Economy, which incentives?

Editorial

Economy, which incentives?

by Alberto Ferrucci
published in Città Nuova N. 11/2009

The whole world is indignant for the incredible bonuses poured upon 70 executives so that they would not abandon the AIG insurance agency, in which they had to put in tens of millions of taxpayer dollars to avoid failure.

Even if chasing them away would be a just recompense, it´s logical that who has valid executives tries to keep them and who doesn´t have them tries to attract them: but with which incentives? In recent years, stock options are fashionable as are business shares offered at reduced prices, a much greater incentive when, with many profits, one is able to increase their value on the stock market.

Profit immediately awards who speculates, but often compromises the future of the business, that instead is insured through research and investments to consolidate jobs and improve environment, to the advantage of who in the business has invested consistently.   How then can you attract good managers, avoiding incentive systems that end up favoring not the most useful people of the business, but the most greedy, and perhaps even causing the others to become so?

If the intuition of who decides which financial risks to take makes a difference, a productive business flourishes when everyone´s objectives and creativity merge, when you obtain the esteem and the support of both who cooperates with this person and of the inhabitants of the territory in which the business operates. Why not think that all of these people should draw from the profit of its higher efficiency?

And so, on the intuition of the Economy of Communion, why not facilitate with more relevant fiscal incentive exemptions, correlated to business profits, to use according to the decisions of executives and staff, in small part for their families and by large – a moral incentive – also for environmental investments that fortify the business, and for social works in the territory in which it is inserted.

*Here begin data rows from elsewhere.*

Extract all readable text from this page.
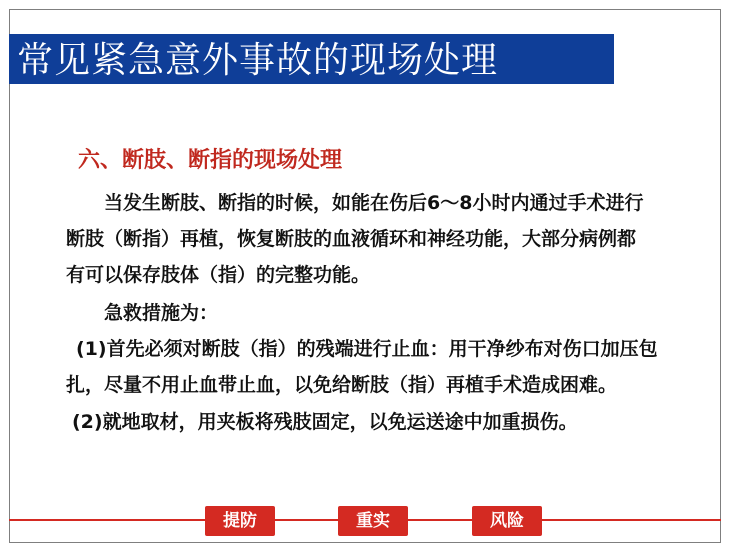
常见紧急意外事故的现场处理
六、断肢、断指的现场处理
当发生断肢、断指的时候，如能在伤后6～8小时内通过手术进行
断肢（断指）再植，恢复断肢的血液循环和神经功能，大部分病例都
有可以保存肢体（指）的完整功能。
急救措施为：
(1)首先必须对断肢（指）的残端进行止血：用干净纱布对伤口加压包
扎，尽量不用止血带止血，以免给断肢（指）再植手术造成困难。
(2)就地取材，用夹板将残肢固定，以免运送途中加重损伤。
提防	重实	风险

Stable shareholders would see the businesses earning-power increase and would stimulate the growth of job opportunities, that which makes the business a true social good.  Those able to orient the helm of the business to bring about more profits would in this way be less rich, but would be more admired and loved, as we remember the figure of Adriano Olivetti.

The human being by nature searches for the love of another or at least a glance.  The clock, the machine, the mansion, the prestigious yacht, all serve to attract this glance, one that is however more often full of jealousy than of admiration.  Wouldn´t it be more satisfying, instead of being envied, to be esteemed?